「虚ろなる十月の夜に」について

アメリカのSF作家である「ロジャー・ゼラズニイ」が書いた長編小説です。


クトゥルフ神話ものなんですけど、聖杯戦争のようなゲーム的な要素が含まれるという点は、他の神話作品にはない特徴と言えます。少なくともわたしは知りません。





数十年に一度、満月のハロウィンの日に行われる儀式。そこには、開く者(オープナー)と閉じる者(クローザー)がいます。儀式を行い旧支配者を呼ぶものと、それを防ぐもの。

そんな二つの陣営の戦いを描いた話です。


主人公は犬です。正確には、犬の使い魔ですが、彼の視点から物語は語られていきます。

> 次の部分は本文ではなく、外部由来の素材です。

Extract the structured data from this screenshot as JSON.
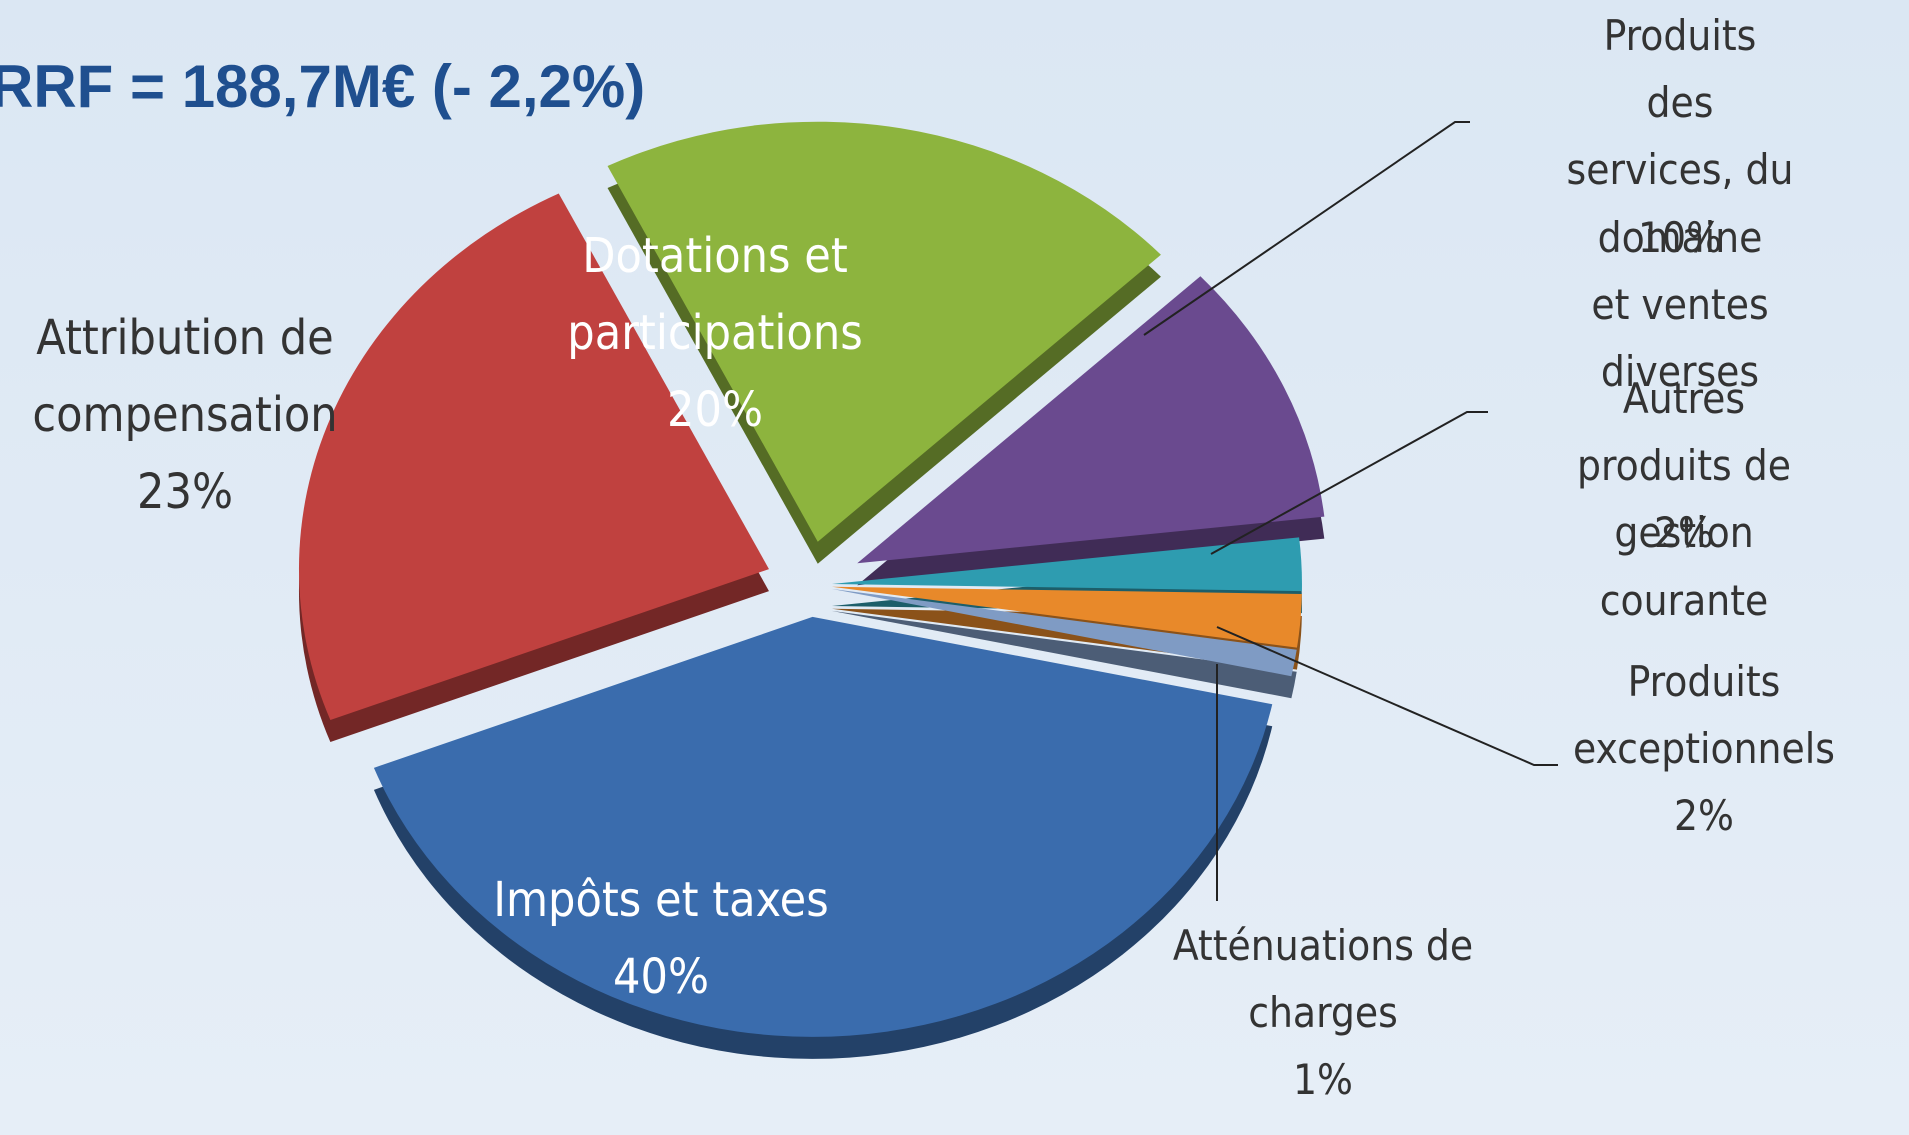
{
  "chart_data": {
    "type": "pie",
    "title": "RRF = 188,7M€ (- 2,2%)",
    "categories": [
      "Impôts et taxes",
      "Attribution de\ncompensation",
      "Dotations et\nparticipations",
      "Produits des\nservices, du domaine\net ventes diverses",
      "Autres produits de\ngestion courante",
      "Produits\nexceptionnels",
      "Atténuations de\ncharges"
    ],
    "values": [
      40,
      23,
      20,
      10,
      2,
      2,
      1
    ],
    "value_labels": [
      "40%",
      "23%",
      "20%",
      "10%",
      "2%",
      "2%",
      "1%"
    ],
    "colors": [
      "#3a6cad",
      "#c0413f",
      "#8db43e",
      "#6a4a8f",
      "#2e9cb0",
      "#e8892a",
      "#7f9bc4"
    ]
  }
}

他の使い魔たちと話をし、断片的な情報が集まっていき、それが終盤に意味をなしていくのが面白いです。いっしょに推理しているみたいで。


ただ、そういう儀式的なゲームにおける推理が主軸というわけではありません。そこらここらにオカルト的・クトゥルフ的な要素が散りばめられています。登場人物だったり、アイテムだったり、果てはドリームランドにも行っちゃいます。




難点は、やっぱり主人公が犬ってことでしょうか。


また、主人公たちが「何か」をやっているというのはわかるんですけど、その説明は先の方にならないとわかりません。


というか、情報が0の状態から始まるので、展開がゆっくりだと感じました。焦ったくなるかも。

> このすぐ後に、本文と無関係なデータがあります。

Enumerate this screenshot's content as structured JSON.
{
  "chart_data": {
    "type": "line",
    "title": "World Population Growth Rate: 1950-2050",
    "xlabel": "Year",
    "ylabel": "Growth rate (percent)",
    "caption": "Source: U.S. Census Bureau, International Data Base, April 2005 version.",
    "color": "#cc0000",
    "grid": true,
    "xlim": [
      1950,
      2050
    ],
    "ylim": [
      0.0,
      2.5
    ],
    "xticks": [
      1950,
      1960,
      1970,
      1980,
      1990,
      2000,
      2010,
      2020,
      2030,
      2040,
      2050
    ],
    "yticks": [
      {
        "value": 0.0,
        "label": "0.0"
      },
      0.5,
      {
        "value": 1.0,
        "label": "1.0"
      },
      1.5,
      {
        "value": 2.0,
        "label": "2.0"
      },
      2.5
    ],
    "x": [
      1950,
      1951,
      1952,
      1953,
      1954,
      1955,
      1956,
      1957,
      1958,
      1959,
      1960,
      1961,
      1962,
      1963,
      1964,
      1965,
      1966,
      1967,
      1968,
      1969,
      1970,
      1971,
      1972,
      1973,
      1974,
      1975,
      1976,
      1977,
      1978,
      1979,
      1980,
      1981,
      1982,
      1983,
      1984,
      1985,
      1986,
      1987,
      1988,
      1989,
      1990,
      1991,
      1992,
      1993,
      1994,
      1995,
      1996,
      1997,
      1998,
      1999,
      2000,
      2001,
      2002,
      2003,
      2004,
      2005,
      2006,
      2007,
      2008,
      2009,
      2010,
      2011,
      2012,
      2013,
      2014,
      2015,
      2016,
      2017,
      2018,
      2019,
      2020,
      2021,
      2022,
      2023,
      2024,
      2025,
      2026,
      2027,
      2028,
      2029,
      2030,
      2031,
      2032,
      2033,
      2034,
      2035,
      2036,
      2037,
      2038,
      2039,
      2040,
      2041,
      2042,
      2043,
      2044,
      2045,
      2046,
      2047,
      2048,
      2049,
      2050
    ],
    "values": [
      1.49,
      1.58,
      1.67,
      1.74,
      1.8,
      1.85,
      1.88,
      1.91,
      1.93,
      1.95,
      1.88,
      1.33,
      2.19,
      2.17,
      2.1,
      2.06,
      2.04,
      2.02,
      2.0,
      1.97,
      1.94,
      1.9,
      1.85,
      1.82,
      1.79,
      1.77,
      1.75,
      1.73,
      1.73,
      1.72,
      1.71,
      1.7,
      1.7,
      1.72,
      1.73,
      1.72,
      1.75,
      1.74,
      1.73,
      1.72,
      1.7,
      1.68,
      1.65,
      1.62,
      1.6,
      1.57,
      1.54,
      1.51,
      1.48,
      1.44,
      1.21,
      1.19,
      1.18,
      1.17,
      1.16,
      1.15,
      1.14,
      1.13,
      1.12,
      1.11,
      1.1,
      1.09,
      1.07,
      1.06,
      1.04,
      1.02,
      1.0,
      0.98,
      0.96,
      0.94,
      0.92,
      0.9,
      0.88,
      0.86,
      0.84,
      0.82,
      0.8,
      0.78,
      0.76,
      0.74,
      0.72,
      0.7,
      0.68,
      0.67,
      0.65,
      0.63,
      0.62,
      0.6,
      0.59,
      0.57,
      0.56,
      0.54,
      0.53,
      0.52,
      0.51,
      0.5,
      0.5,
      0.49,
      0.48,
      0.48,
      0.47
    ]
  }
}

その分、情報が出そろう後半は好きなんですけどね……。





推理要素だったり、クトゥルフ要素だったりが散りばめられたファンタジー的な小説が読みたい方、いかがでしょうか。




あと地味に、ドリームランドの記述が細かいです。結構な量のページを割いていて、各地の紹介になってます。地図と合わせて読むと面白いかも?